Devoted to her studies and research, Mani never married. Passionate about nature, trekking and bird watching, she was a member of many scientific organizations – Indian National Science Academy, American Meteorological Society, and the International Solar Energy Society etc. In 1987, she received the INSA K. R. Ramanathan Medal for her achievements. In 1994, she suffered from a stroke that left her immobilised for the rest of her life. She passed away on August 16, 2001, in Thiruvananthapuram.

In 1913, the year of Amma Mani’s birth, the literacy rate for women in India stood at less than 1 percent. Even in 1930, when Mani went to college, opportunities for women to pursue further studies or a career in science were very limited. A woman who spent her life in the pursuit of science, the pragmatic Mani saw nothing unusual in her pursuing physics in an era where it was possible to count all the women physicists in India on one’s fingertips.
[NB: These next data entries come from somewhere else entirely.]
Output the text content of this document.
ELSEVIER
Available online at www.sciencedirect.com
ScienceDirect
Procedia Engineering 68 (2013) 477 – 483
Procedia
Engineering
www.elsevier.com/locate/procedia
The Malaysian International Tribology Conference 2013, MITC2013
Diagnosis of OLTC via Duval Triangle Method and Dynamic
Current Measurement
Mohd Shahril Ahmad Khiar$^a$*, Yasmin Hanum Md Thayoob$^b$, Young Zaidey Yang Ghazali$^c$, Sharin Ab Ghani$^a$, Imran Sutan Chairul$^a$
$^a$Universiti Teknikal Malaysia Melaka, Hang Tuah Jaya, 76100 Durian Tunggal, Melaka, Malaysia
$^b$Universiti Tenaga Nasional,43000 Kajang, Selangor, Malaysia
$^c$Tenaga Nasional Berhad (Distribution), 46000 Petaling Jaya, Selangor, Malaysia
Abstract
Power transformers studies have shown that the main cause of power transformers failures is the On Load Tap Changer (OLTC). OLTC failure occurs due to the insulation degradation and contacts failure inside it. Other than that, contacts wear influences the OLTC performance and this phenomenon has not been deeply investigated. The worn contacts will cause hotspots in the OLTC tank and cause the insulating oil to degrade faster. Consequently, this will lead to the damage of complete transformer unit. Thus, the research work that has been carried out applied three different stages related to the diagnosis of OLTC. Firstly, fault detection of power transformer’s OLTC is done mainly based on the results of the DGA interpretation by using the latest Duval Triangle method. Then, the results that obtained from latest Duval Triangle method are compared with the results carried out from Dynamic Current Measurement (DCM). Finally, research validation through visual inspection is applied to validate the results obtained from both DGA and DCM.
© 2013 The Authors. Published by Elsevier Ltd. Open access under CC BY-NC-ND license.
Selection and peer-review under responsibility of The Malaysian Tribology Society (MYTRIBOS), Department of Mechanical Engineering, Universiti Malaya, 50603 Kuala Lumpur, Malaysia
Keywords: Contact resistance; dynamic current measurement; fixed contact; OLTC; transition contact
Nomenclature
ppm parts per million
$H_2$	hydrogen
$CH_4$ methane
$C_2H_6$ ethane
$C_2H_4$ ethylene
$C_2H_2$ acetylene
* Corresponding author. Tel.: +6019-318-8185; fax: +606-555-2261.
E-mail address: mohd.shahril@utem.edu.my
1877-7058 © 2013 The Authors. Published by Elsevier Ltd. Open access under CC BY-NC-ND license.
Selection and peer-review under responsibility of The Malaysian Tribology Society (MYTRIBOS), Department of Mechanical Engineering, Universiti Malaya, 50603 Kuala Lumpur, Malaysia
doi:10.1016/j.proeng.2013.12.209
It’s time India remembers this amazing woman and her exemplary contribution to the world of meteorology.

Here is an NGO that is working to close the gender gap in STEM fields in India.

A not‐for‐profit organization based in Delhi, Feminist Approach to Technology (FAT) believes in empowering women by enabling them to access, use and create technology through a rights‐based framework. The NGO has started a pilot project called the Jugaad (Innovation) Lab to explore how hands-on STEM learning in a feminist environment can encourage and support girls to pursue STEM education.

The Lab has been created as a space for girls to learn about STEM through doing – a place where they can tinker, build, break and rebuild stuff to learn through hands-on work and experimentation – while also understanding the patriarchal structures and systematic discrimination that prevents them from accessing opportunities in STEM and how they can counter such challenges. As of now, 25 girls between the age of 10 to 15 are enrolled in the Lab.